In the context of more than a decade of significant erosion of the value of doctors’ pay, which for some has reached an astonishing and unjustifiable 30% real decline in take-home pay since 2008/09, it is no surprise that our members have lost faith in the DDRB and the pay review process.
The DDRB’s position – that it is not within their remit to ‘undo past decision making’ – simply underscores our concerns about the extent to which the Review Body’s remit constrains them from making meaningfully independent recommendations on pay.

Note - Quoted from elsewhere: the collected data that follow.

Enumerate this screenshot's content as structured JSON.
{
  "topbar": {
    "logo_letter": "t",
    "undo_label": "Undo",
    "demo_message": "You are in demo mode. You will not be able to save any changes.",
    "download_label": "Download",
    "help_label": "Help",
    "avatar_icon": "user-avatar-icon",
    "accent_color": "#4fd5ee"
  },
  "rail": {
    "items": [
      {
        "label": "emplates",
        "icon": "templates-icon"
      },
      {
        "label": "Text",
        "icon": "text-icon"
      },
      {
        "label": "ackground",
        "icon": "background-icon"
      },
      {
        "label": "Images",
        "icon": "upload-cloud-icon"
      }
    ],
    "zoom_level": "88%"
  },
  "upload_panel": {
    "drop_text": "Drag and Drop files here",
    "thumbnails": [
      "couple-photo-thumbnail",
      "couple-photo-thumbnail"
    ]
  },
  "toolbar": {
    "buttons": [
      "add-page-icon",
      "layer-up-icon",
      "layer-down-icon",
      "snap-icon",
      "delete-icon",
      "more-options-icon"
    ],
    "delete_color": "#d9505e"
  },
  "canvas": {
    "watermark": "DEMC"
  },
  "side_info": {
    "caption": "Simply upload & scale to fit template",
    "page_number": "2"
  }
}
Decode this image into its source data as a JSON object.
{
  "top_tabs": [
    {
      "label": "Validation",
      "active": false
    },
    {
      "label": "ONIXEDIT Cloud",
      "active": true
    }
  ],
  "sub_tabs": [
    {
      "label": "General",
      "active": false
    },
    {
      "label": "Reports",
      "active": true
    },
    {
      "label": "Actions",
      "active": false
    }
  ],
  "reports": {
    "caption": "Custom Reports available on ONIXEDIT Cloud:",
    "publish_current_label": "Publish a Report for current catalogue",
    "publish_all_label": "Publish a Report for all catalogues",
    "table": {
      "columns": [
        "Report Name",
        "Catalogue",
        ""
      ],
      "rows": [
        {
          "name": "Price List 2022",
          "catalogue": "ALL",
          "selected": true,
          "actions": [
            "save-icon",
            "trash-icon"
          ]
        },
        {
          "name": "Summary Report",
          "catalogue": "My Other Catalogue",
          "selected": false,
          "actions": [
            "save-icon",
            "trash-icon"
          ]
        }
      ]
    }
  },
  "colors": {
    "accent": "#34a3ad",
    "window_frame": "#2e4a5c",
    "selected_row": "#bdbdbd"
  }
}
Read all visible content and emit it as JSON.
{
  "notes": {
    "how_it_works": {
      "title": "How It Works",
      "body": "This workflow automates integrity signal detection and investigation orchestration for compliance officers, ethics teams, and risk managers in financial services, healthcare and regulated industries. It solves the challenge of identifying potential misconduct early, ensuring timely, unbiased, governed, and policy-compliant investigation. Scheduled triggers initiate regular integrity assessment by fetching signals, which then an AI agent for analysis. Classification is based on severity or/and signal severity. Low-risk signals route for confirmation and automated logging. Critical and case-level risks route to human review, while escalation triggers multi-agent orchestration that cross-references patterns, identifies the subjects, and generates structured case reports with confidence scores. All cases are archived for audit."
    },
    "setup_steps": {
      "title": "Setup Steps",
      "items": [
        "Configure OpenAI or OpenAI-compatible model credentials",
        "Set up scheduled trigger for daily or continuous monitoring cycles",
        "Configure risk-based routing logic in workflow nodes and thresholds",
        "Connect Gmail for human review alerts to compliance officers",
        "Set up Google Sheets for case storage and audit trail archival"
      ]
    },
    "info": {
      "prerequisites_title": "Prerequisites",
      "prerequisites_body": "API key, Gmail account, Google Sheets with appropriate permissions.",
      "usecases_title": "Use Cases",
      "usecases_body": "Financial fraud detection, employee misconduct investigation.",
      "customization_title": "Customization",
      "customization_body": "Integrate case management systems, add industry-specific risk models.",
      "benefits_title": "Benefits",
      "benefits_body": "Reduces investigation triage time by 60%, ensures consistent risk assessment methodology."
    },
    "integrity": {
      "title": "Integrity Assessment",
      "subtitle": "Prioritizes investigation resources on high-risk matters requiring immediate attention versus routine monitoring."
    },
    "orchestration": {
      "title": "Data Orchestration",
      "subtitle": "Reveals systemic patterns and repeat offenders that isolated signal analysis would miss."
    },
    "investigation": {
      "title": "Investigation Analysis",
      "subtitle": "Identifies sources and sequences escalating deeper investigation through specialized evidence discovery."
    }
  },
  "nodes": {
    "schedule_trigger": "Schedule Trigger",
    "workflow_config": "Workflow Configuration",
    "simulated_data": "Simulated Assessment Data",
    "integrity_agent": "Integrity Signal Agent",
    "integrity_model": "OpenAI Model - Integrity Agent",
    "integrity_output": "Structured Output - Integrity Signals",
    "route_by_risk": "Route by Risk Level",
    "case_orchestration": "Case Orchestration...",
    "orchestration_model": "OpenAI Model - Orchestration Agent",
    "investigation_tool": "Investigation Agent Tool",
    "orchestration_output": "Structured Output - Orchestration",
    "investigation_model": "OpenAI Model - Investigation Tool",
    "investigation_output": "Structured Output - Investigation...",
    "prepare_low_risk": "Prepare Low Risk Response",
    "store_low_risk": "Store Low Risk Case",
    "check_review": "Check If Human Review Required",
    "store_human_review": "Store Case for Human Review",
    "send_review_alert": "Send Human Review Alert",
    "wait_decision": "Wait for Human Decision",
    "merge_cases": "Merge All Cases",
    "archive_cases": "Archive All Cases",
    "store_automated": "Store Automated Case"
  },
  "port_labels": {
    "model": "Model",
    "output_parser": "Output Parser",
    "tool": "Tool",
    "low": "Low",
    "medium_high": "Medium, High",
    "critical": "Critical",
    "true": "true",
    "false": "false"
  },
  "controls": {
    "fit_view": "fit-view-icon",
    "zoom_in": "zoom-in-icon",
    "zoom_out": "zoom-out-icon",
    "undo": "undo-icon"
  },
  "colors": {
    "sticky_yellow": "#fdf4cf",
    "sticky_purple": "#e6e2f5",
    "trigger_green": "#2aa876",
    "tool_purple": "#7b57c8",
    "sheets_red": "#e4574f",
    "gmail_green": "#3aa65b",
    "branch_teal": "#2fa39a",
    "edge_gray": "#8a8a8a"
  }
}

We have written to the Secretary of State for Health & Social Care calling for reform of the Review Body and its processes. We continue to ask how the DDRB can possibly demonstrate its independence when:
- their remit foregrounds health department expenditure limits and the government’s inflation targets
- government remit letters set arbitrary parameters - either explicit limits to possible increases in pay or emphasising budgetary constraints - that prevent the DDRB from making independent recommendations
- government remit letters are used to highlight economic context that should be confined to its own evidence submission
- the final reports can be held by governments indefinitely without being released to the profession
- the membership of the Review Body is selected solely by government
- the Review Body’s recommendations are in no way binding on government.
The BMA believes that there is an urgent need to reform the DDRB to restore it to its original purpose, autonomy, and authority.
Either it should return to its original remit, operating in accordance with the principles on which it was first established, or the Secretary of State should engage with the BMA to agree a new, fairer process for determining doctors’ pay which doctors once again trust.